Revise, rewrite

I was sitting outside of a cafe in Los Angeles when I saw him out of the corner of my eye. Every step seemed so labored, and the wheels of his walker scuffed against the sidewalk before he plopped down into a seat a few feet away from me with a resounding thud.

He pulled a battered, five-star spiral notebook from his laptop case, but it just lay there unopened in front of him.

I could feel him staring at me. Or at least at the book I was writing in—seeping in purple pen with asterisks, arrows and little notes crammed in the margins here and there. It was all part of my productive summer plan to take a stab at my thesis reading list at night after working at my internship all day. But every attempt to focus on elaborate academic jargon tucked into long-winded sentences ultimately devolved into shameless people-watching and too many hours spilling ink into a journal.

The minute I stopped scribbling, took my earphones out and looked up from my book, he started talking to me as if on cue—asking me about what I was reading (feminist literary criticism), why I was writing in it so much (because I was pretending to actually understand it), why I was even reading it (senior thesis), what my project was about (long story) and where I was working (at a feminist magazine down the street).

But then his voice suddenly shifted in tone, as if to mark a clear departure from our previous small-talk-cum-pseudo-interview or, rather, two strangers who will doubtfully ever meet again telling each other about their lives in a coffee shop.

And he asked me, “Do you write?”

It was the sort of question that has two alternate meanings: Do you write or do you write? What he meant was, what kinds of things do you write, while also giving off the ever-slight sense of mutual understanding.

As it turns out, the old man was in fact a writer, having published a few mystery/crime novels under a pen name. I quickly copied down his “name” and the titles of his novels on a blank page in the book I was reading while he described in great detail how he came to choose his pseudonym and how it related to his life. We talked for a while more about writing, creativity and finding the “story”—why writers write and what makes the struggle of translating experiences, people and lived moments into words so remarkably all consuming and, for lack of a better word, addicting.

Then he headed right. I turned left and walked back home.

Later that night, I looked up his books and scrolled down to the section about the author. But, as I read his bio, I realized that I didn’t know his full name. I only knew his pen name, and, as real as it seemed there in that moment on the screen, his biography was nothing more than an assumed identity. I felt cheated somehow. Cheated and intrigued.

In full disclosure, identity is one of those questions that never fails to send my head spinning or keep me up at night. The inability to pin down the notion of who a person is or even the impossibility of knowing ourselves seems so pressing to me like a riddle to be solved with one lurking, distinctive truth.

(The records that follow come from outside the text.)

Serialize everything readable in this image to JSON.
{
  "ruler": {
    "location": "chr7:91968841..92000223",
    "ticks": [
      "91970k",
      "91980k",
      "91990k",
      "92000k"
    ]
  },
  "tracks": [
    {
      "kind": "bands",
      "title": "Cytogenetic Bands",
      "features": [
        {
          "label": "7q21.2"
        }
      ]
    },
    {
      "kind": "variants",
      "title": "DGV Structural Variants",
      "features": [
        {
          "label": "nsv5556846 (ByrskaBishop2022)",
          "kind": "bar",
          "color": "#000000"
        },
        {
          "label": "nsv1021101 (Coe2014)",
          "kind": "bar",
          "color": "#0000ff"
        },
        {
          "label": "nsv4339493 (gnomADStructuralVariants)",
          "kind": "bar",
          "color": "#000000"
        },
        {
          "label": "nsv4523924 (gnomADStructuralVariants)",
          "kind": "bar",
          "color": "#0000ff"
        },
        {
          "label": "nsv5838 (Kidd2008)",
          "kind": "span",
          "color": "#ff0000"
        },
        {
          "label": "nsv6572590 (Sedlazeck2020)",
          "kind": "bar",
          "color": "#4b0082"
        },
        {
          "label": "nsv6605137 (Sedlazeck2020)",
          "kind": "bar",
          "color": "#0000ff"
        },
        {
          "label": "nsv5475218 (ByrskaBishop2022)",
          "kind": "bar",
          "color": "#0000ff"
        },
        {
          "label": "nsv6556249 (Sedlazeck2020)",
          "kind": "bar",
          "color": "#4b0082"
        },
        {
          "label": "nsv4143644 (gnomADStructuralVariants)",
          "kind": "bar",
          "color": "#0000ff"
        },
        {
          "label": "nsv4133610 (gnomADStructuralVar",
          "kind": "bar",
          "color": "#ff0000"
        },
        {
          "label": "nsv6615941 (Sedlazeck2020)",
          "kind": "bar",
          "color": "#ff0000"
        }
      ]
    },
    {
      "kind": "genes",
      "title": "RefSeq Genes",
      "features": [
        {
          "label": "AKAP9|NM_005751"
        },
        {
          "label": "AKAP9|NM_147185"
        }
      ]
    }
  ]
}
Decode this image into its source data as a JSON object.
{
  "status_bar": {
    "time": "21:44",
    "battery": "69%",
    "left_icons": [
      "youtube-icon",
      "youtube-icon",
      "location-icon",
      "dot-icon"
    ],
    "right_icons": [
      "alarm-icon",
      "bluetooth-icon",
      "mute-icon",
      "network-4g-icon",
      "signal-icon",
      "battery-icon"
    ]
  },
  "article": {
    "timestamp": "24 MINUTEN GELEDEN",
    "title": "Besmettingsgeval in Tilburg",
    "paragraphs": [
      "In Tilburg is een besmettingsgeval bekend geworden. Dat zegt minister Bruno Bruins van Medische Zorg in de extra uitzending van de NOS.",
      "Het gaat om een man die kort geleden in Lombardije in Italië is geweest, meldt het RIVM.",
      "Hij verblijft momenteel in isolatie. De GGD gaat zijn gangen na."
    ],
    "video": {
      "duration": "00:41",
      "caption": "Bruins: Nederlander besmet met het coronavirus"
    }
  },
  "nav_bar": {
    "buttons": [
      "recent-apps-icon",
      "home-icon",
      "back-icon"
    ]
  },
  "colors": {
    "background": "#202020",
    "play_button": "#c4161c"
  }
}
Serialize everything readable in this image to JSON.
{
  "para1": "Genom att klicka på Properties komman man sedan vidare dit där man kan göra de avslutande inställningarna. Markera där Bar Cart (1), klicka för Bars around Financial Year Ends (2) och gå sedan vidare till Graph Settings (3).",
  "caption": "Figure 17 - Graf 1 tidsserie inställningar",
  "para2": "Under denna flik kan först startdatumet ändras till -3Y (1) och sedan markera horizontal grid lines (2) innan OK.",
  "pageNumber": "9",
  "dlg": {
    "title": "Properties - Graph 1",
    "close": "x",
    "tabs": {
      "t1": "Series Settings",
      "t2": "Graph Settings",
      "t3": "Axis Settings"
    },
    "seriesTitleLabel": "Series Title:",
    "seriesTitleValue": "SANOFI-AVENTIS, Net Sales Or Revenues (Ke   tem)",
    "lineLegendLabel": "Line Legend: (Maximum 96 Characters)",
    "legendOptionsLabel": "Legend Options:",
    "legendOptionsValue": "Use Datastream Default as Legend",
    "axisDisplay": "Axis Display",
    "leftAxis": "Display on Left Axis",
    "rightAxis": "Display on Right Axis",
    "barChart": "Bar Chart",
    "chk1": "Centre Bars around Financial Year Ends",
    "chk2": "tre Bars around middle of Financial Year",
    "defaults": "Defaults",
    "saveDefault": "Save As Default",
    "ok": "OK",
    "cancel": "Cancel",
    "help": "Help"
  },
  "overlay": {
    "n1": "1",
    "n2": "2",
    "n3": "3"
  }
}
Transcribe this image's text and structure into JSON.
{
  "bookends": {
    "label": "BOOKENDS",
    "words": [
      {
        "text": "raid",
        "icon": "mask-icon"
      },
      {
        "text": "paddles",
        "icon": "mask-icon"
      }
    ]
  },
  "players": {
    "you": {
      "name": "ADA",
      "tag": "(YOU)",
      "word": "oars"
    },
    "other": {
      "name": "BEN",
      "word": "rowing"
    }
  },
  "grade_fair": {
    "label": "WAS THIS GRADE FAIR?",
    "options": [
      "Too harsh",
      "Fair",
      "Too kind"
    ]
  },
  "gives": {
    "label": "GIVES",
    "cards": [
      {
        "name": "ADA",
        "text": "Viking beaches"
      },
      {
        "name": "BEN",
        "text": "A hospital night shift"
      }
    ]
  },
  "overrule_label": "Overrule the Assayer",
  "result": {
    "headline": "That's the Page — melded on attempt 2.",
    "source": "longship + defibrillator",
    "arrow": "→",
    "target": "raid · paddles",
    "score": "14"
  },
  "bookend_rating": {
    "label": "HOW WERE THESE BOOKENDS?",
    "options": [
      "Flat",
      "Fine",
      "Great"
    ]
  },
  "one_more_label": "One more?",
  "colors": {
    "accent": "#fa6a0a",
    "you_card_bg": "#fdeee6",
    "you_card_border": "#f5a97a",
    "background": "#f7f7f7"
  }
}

But if I’m being honest, maybe my preoccupation with the “I” of identity is more about trying to reject who I’ve been in order to arrive at some sort of idea about who I am.

I’ve always kept journals, and with that also comes the terrifying reminder of each distinct stage of my life—stages that can be split up in “pre” this and “post” that. I think of the person I was when I was writing each version of myself and how that same genuine realness now in retrospect feels so false, each one like a borrowed identity to bide my time until I find the truer one.

As a freshman, I approached college with the intention to “recreate” myself. I wanted to be more social, outgoing and confident, and, as unfortunate as it is to admit, I wanted to just “fit in.” Now, it’s safe to say that I no longer want those same things. And it’s also safe to say that not wanting to “fit in” made me start writing again, to write a new “I” literally and, well, also figuratively.

It’s not that I needed to abandon or cast off parts of myself, but, rather, rewrite and revise who I thought I knew I was. Even as I write this now, “I” am shifting under my own feet. I don’t know if I can ever be quite sure who exactly I am or which version of myself is more authentic, more “true” or more real than the last.

The fact is we are never done becoming ourselves. We have so many lives—plural—to live, unmistakably different and compliant in their own way. And, in an odd sense, thinking about the old man with the pen name reminds me of just that: how utterly fragile the line is between who we are and who we are capable of molding ourselves into becoming.